Berkat Sri Mulyani, BI Tak Perlu Buru-buru Naikkan Bunga

Perry menegaskan inflasi mungkin akan menembus 4% tetapi BI akan memilih cara lain dalam memperketat kebijakan moneternya sekaligus menekan inflasi.
"Normalisasi kebijakan BI dilakukan terlebih dahulu melalui normalisasi likuditas dengan kenaikan GWM (Giro Wajib Minimum) tanpa mengurangi kemampuan bank dalam menyalurkan kredit. Likuiditas sangat berlebih," tutur Perry.

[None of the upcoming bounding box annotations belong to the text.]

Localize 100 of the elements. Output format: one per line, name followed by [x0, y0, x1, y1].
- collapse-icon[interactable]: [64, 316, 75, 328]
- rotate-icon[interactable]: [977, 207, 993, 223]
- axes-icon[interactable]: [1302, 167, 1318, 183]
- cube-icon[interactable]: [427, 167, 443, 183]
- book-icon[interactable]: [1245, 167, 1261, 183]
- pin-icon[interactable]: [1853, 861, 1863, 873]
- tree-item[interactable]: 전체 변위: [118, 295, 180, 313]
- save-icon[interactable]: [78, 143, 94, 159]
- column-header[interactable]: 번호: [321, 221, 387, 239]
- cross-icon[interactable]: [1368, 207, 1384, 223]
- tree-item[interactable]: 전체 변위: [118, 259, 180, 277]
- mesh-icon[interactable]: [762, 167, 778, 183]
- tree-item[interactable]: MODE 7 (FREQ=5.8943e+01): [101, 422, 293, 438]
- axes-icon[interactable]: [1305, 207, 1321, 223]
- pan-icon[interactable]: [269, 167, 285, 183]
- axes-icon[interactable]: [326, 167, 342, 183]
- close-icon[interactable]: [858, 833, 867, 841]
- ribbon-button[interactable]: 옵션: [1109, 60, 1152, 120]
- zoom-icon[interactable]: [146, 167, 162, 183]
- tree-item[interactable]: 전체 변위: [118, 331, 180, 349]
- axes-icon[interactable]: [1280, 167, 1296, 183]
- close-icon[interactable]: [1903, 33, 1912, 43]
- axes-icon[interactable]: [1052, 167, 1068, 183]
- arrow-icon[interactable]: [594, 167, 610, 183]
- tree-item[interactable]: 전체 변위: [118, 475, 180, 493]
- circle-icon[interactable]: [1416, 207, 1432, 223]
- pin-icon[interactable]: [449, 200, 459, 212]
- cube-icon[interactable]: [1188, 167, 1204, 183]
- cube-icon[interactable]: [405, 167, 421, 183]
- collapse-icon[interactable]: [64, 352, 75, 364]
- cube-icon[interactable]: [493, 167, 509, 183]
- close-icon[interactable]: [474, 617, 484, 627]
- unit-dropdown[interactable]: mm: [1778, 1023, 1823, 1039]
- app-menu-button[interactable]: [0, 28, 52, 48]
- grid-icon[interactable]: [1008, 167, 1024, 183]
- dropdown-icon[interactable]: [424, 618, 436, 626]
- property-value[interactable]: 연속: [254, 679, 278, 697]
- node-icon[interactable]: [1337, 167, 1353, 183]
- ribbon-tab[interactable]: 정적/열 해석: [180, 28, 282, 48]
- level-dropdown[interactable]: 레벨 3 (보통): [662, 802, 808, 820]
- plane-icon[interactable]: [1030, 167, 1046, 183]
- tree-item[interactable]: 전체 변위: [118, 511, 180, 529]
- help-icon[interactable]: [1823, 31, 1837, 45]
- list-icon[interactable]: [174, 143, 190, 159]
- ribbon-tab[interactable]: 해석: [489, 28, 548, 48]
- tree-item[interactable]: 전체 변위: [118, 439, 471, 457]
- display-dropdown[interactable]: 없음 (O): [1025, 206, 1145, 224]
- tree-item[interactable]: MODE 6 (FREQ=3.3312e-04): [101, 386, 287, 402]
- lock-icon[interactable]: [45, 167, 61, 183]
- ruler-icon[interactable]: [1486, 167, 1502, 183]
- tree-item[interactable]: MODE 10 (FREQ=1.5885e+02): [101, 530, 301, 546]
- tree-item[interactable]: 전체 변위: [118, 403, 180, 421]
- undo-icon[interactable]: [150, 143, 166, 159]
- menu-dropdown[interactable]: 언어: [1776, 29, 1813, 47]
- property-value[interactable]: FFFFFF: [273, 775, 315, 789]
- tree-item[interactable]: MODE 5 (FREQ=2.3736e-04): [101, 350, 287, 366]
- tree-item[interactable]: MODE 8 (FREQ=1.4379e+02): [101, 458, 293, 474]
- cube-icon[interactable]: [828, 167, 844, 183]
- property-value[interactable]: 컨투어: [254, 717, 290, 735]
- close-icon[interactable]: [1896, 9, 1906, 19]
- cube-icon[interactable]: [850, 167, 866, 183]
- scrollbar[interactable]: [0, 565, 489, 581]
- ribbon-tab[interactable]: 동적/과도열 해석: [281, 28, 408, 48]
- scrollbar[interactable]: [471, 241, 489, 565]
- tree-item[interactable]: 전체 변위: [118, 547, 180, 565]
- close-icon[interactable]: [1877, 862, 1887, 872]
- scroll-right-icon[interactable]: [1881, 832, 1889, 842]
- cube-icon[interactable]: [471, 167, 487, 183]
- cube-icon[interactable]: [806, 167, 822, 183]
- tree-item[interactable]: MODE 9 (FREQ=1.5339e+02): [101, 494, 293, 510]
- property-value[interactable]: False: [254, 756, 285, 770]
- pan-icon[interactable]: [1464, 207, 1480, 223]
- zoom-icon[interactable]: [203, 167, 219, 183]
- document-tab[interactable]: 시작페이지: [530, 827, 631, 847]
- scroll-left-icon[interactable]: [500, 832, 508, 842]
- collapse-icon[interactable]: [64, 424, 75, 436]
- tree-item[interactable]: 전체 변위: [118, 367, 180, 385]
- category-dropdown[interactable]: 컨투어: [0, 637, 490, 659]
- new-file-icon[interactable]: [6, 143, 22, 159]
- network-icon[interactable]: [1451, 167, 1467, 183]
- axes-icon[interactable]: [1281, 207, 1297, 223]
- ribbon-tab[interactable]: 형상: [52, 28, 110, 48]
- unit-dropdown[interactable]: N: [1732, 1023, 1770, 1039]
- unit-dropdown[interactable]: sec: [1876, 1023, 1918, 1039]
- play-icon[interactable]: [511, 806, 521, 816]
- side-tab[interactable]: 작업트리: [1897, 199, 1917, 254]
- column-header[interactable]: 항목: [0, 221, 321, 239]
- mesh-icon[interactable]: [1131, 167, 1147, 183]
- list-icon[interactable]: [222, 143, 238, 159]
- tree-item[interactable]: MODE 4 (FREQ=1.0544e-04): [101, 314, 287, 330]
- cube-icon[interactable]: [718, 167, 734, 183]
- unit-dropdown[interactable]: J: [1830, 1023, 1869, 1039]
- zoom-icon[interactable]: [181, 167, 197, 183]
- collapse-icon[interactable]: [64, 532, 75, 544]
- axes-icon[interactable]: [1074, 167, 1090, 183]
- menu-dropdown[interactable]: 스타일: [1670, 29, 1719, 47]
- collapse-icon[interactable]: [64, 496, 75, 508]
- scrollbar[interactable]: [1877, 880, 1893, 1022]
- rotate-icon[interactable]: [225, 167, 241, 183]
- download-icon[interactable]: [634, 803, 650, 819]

BI akan mempercepat kenaikan GWM secara bertahap, Kenaikan GWM akan dilakukan sebagai berikut:
- Kewajiban minimum GWM Rupiah untuk BUK (Bank Umum Konvensional) yang pada saat ini sebesar 5,0% naik menjadi 6,0% mulai 1 Juni 2022, 7,5% mulai 1 Juli 2022 dan 9,0% mulai 1 September 2022.
- Kewajiban minimum GWM Rupiah untuk BUS (Bank Umum Syariah) dan UUS (Unit Usaha Syariah) yang pada saat ini sebesar 4,0%, naik menjadi 4,5% mulai 1 Juni 2022, 6,0% mulai 1 Juli 2022, dan 7,5% mulai 1 September 2022.
- Pemberian remunerasi sebesar 1,5% terhadap pemenuhan kewajiban GWM setelah memperhitungkan insentif bagi bank-bank dalam penyaluran kredit/pembiayaan kepada sektor prioritas dan UMKM dan/atau memenuhi target RPIM.
- Kenaikan GWM tersebut tidak akan mempengaruhi kemampuan perbankan dalam penyaluran kredit/pembiayaan kepada dunia usaha dan partisipasi dalam pembelian SBN untuk pembiayaan APBN.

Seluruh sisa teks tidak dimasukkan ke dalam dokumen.